The Advanced Host Controller Interface (AHCI) specification used with basically all consumer SSDs (and HDDs) was around long before solid-state storage became popular on the consumer market. It was designed with the operational characteristics of mechanical storage in focus, so is not particularly optimised to take advantage of solid-state storage technologies.
I guess that the racing car analogy can be drawn here. It’s like having a super fast car (the equipment), on a well-built racing track (the interface), and then being limited to lower speeds by a ‘poorly-optimised’ (slow) driver behind the wheel (the protocol/specification). But when you stick Lewis Hamilton – a driver who is ‘designed’ for racing fast cars – behind the wheel, you get far better results.
Your physical equipment (SSD) may be capable of high speeds, and so may the interface (PCIe lanes). But they can be hampered in certain usage scenarios and workloads if the protocol in charge doesn’t allow them to perform at their full potential. NVMe aims to change that by being optimised for application with PCI-fed SSDs.
Primary design points for the NVMe specification are the ability to make use of the low latency operation of non-volatile, non-mechanical storage mediums and the parallelism of modern CPUs.

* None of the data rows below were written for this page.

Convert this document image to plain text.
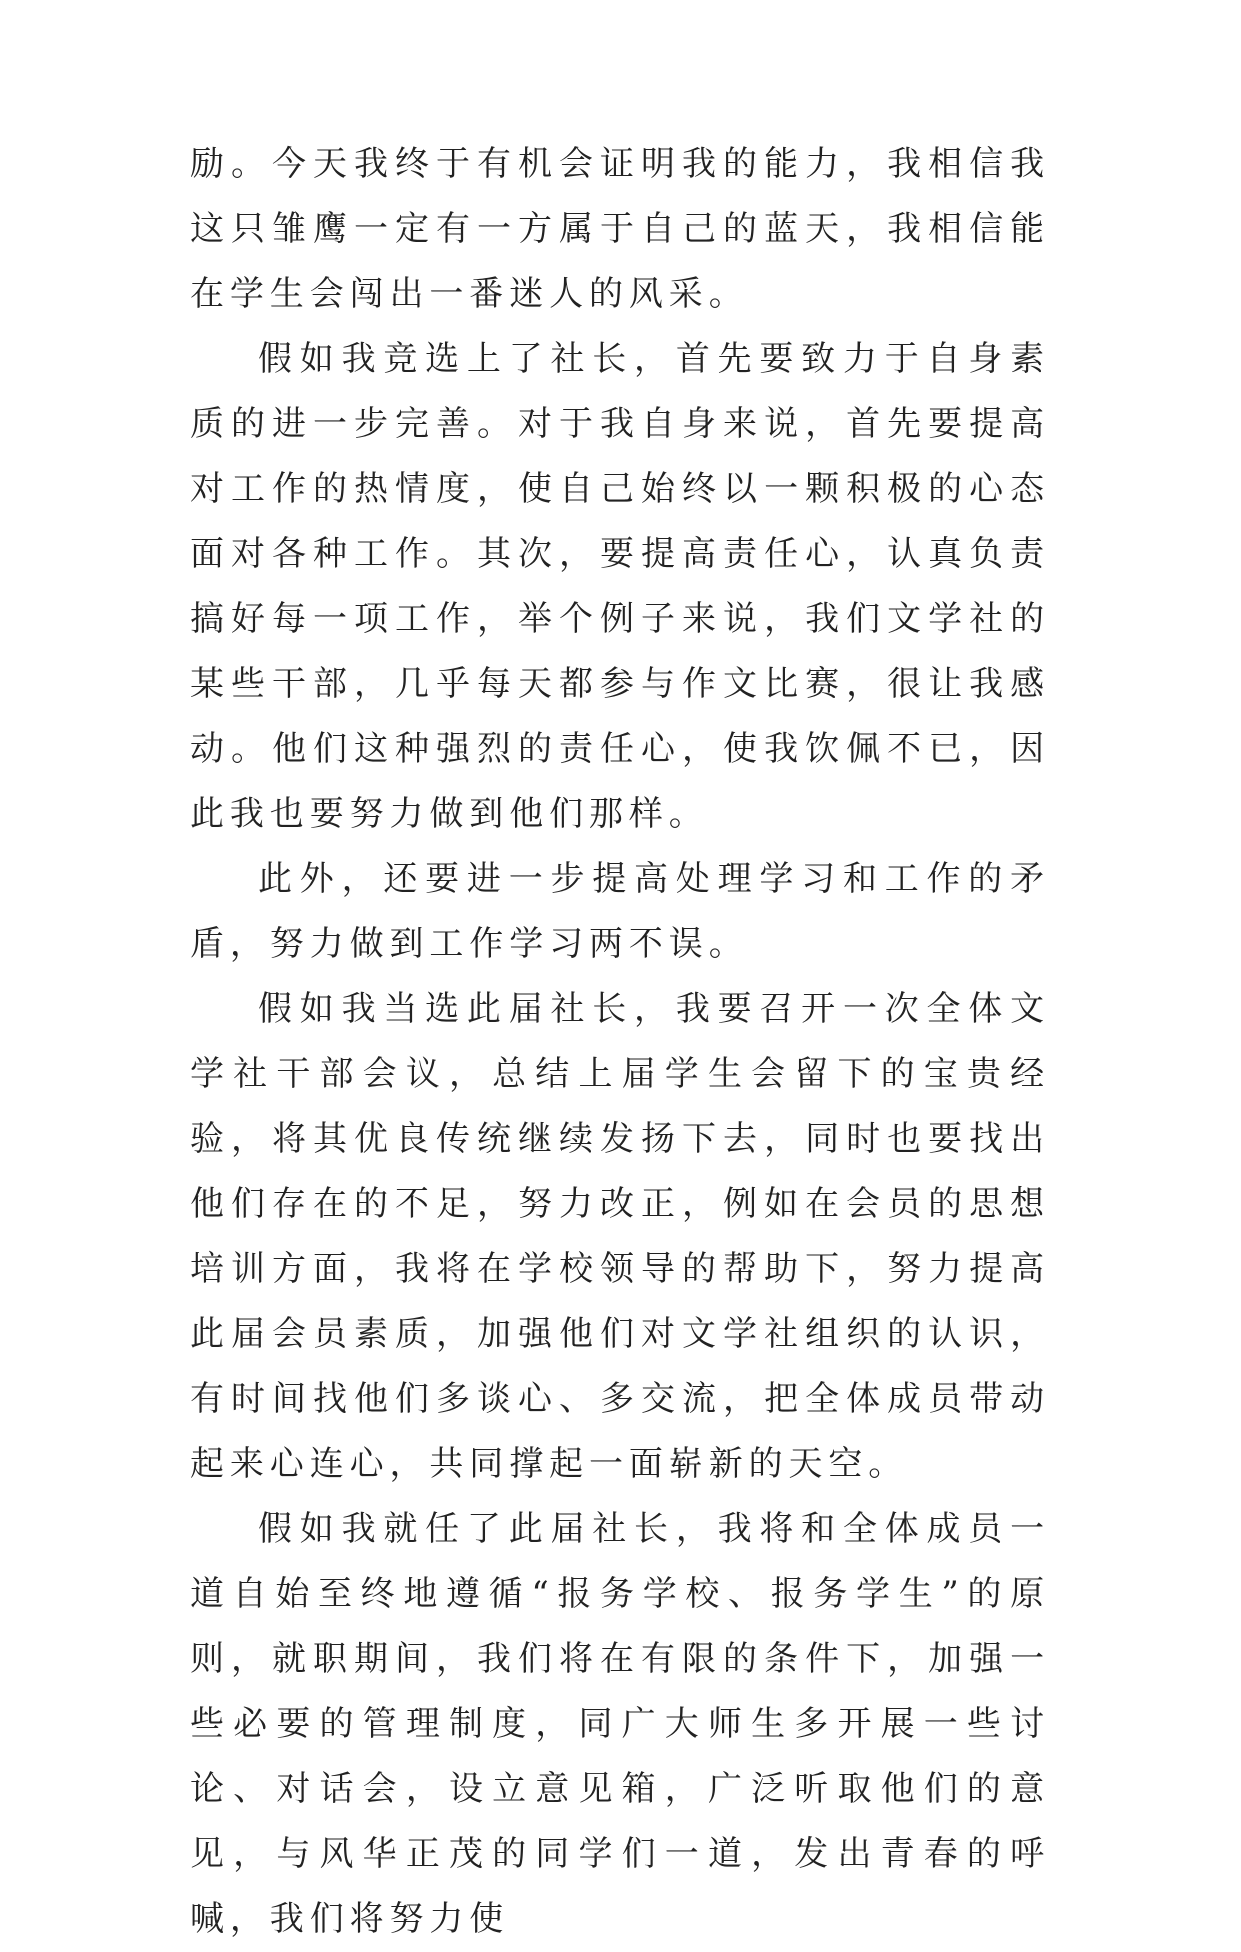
励。今天我终于有机会证明我的能力，我相信我这只雏鹰一定有一方属于自己的蓝天，我相信能在学生会闯出一番迷人的风采。

假如我竞选上了社长，首先要致力于自身素质的进一步完善。对于我自身来说，首先要提高对工作的热情度，使自己始终以一颗积极的心态面对各种工作。其次，要提高责任心，认真负责搞好每一项工作，举个例子来说，我们文学社的某些干部，几乎每天都参与作文比赛，很让我感动。他们这种强烈的责任心，使我饮佩不已，因此我也要努力做到他们那样。

此外，还要进一步提高处理学习和工作的矛盾，努力做到工作学习两不误。

假如我当选此届社长，我要召开一次全体文学社干部会议，总结上届学生会留下的宝贵经验，将其优良传统继续发扬下去，同时也要找出他们存在的不足，努力改正，例如在会员的思想培训方面，我将在学校领导的帮助下，努力提高此届会员素质，加强他们对文学社组织的认识，有时间找他们多谈心、多交流，把全体成员带动起来心连心，共同撑起一面崭新的天空。

假如我就任了此届社长，我将和全体成员一道自始至终地遵循“报务学校、报务学生”的原则，就职期间，我们将在有限的条件下，加强一些必要的管理制度，同广大师生多开展一些讨论、对话会，设立意见箱，广泛听取他们的意见，与风华正茂的同学们一道，发出青春的呼喊，我们将努力使
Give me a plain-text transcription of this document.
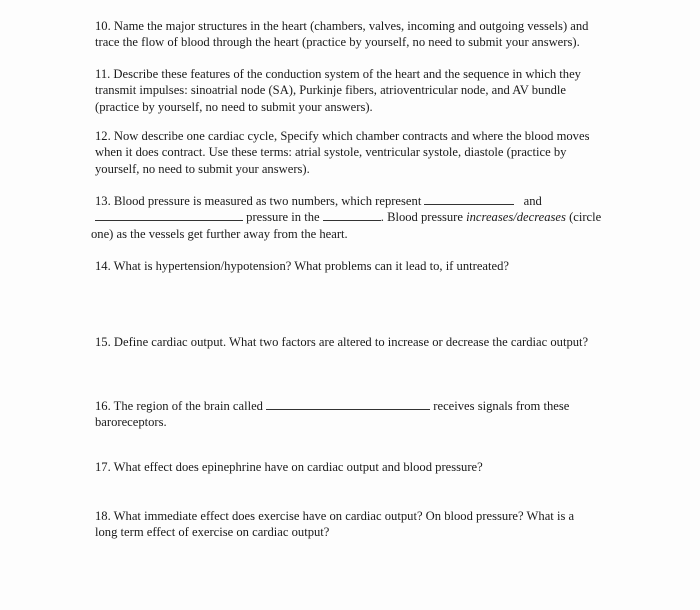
10. Name the major structures in the heart (chambers, valves, incoming and outgoing vessels) and
trace the flow of blood through the heart (practice by yourself, no need to submit your answers).
11. Describe these features of the conduction system of the heart and the sequence in which they
transmit impulses: sinoatrial node (SA), Purkinje fibers, atrioventricular node, and AV bundle
(practice by yourself, no need to submit your answers).
12. Now describe one cardiac cycle, Specify which chamber contracts and where the blood moves
when it does contract. Use these terms: atrial systole, ventricular systole, diastole (practice by
yourself, no need to submit your answers).
13. Blood pressure is measured as two numbers, which represent	and
pressure in the	. Blood pressure increases/decreases (circle
one) as the vessels get further away from the heart.
14. What is hypertension/hypotension? What problems can it lead to, if untreated?
15. Define cardiac output. What two factors are altered to increase or decrease the cardiac output?
16. The region of the brain called	receives signals from these
baroreceptors.
17. What effect does epinephrine have on cardiac output and blood pressure?
18. What immediate effect does exercise have on cardiac output? On blood pressure? What is a
long term effect of exercise on cardiac output?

A reduction in the required CPU cycles is one of the key factors in reducing latency for NVMe. The specification also supports significantly larger data queues as well as methods of improving workload parallelism in order to avoid single-line bottlenecks.

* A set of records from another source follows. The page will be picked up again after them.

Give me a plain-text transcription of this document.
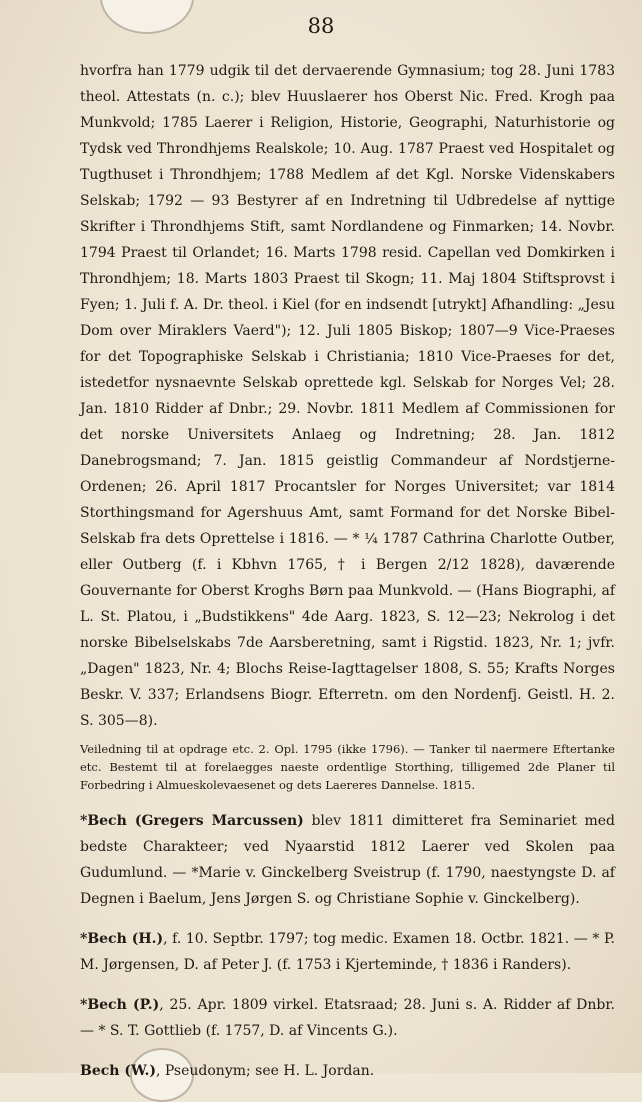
88

hvorfra han 1779 udgik til det dervaerende Gymnasium; tog 28. Juni 1783 theol. Attestats (n. c.); blev Huuslaerer hos Oberst Nic. Fred. Krogh paa Munkvold; 1785 Laerer i Religion, Historie, Geographi, Naturhistorie og Tydsk ved Throndhjems Realskole; 10. Aug. 1787 Praest ved Hospitalet og Tugthuset i Throndhjem; 1788 Medlem af det Kgl. Norske Videnskabers Selskab; 1792 — 93 Bestyrer af en Indretning til Udbredelse af nyttige Skrifter i Throndhjems Stift, samt Nordlandene og Finmarken; 14. Novbr. 1794 Praest til Orlandet; 16. Marts 1798 resid. Capellan ved Domkirken i Throndhjem; 18. Marts 1803 Praest til Skogn; 11. Maj 1804 Stiftsprovst i Fyen; 1. Juli f. A. Dr. theol. i Kiel (for en indsendt [utrykt] Afhandling: „Jesu Dom over Miraklers Vaerd"); 12. Juli 1805 Biskop; 1807—9 Vice-Praeses for det Topographiske Selskab i Christiania; 1810 Vice-Praeses for det, istedetfor nysnaevnte Selskab oprettede kgl. Selskab for Norges Vel; 28. Jan. 1810 Ridder af Dnbr.; 29. Novbr. 1811 Medlem af Commissionen for det norske Universitets Anlaeg og Indretning; 28. Jan. 1812 Danebrogsmand; 7. Jan. 1815 geistlig Commandeur af Nordstjerne-Ordenen; 26. April 1817 Procantsler for Norges Universitet; var 1814 Storthingsmand for Agershuus Amt, samt Formand for det Norske Bibel-Selskab fra dets Oprettelse i 1816. — * ¼ 1787 Cathrina Charlotte Outber, eller Outberg (f. i Kbhvn 1765, † i Bergen 2/12 1828), daværende Gouvernante for Oberst Kroghs Børn paa Munkvold. — (Hans Biographi, af L. St. Platou, i „Budstikkens" 4de Aarg. 1823, S. 12—23; Nekrolog i det norske Bibelselskabs 7de Aarsberetning, samt i Rigstid. 1823, Nr. 1; jvfr. „Dagen" 1823, Nr. 4; Blochs Reise-Iagttagelser 1808, S. 55; Krafts Norges Beskr. V. 337; Erlandsens Biogr. Efterretn. om den Nordenfj. Geistl. H. 2. S. 305—8).

Veiledning til at opdrage etc. 2. Opl. 1795 (ikke 1796). — Tanker til naermere Eftertanke etc. Bestemt til at forelaegges naeste ordentlige Storthing, tilligemed 2de Planer til Forbedring i Almueskolevaesenet og dets Laereres Dannelse. 1815.

*Bech (Gregers Marcussen) blev 1811 dimitteret fra Seminariet med bedste Charakteer; ved Nyaarstid 1812 Laerer ved Skolen paa Gudumlund. — *Marie v. Ginckelberg Sveistrup (f. 1790, naestyngste D. af Degnen i Baelum, Jens Jørgen S. og Christiane Sophie v. Ginckelberg).

*Bech (H.), f. 10. Septbr. 1797; tog medic. Examen 18. Octbr. 1821. — * P. M. Jørgensen, D. af Peter J. (f. 1753 i Kjerteminde, † 1836 i Randers).

*Bech (P.), 25. Apr. 1809 virkel. Etatsraad; 28. Juni s. A. Ridder af Dnbr. — * S. T. Gottlieb (f. 1757, D. af Vincents G.).

Bech (W.), Pseudonym; see H. L. Jordan.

Lower latency can result in greater operations per second (increased IOPS) which typically translates into more responsive system application.
Software, driver, and boot support has been a hurdle for NVMe. An industry consortium has worked to implement enhanced driver support across many operating systems. More relevant to consumers is that Intel and motherboard vendors have been working together to ensure that NVMe devices are seen in the UEFI BIOS and that they can be booted from.
Most X99 and other 9-series motherboards have seen recent BIOS updates that equip them with NVMe drive support. We had no problems using the SSD 750 NVMe drive in our Asus X99 Deluxe motherboard with the latest BIOS.
Intel says that there is nothing to prevent support for older platforms (such as Z87 and X79), other than motherboard vendors not wanting to spend money on ‘dead’ chipsets. It is unlikely that we will see widespread, uncompromising support for PCIe, NVMe devices on older platforms, although there may be some motherboard exceptions that are updated at a vendor’s discretion.
We loaded Windows 7 and Windows 8 to verify boot support. Both operating systems booted and functioned correctly with the SSD 750 drive.
Windows 8 natively includes an NVMe driver (although Intel suggests installing their own driver), however Windows 7 will require you to load the NVMe driver during OS installation. Provided you have a USB flash stick or an optical drive, that is unlikely to be an issue.
NVMe is already active in the professional world, and it is now beginning its journey on the consumer path.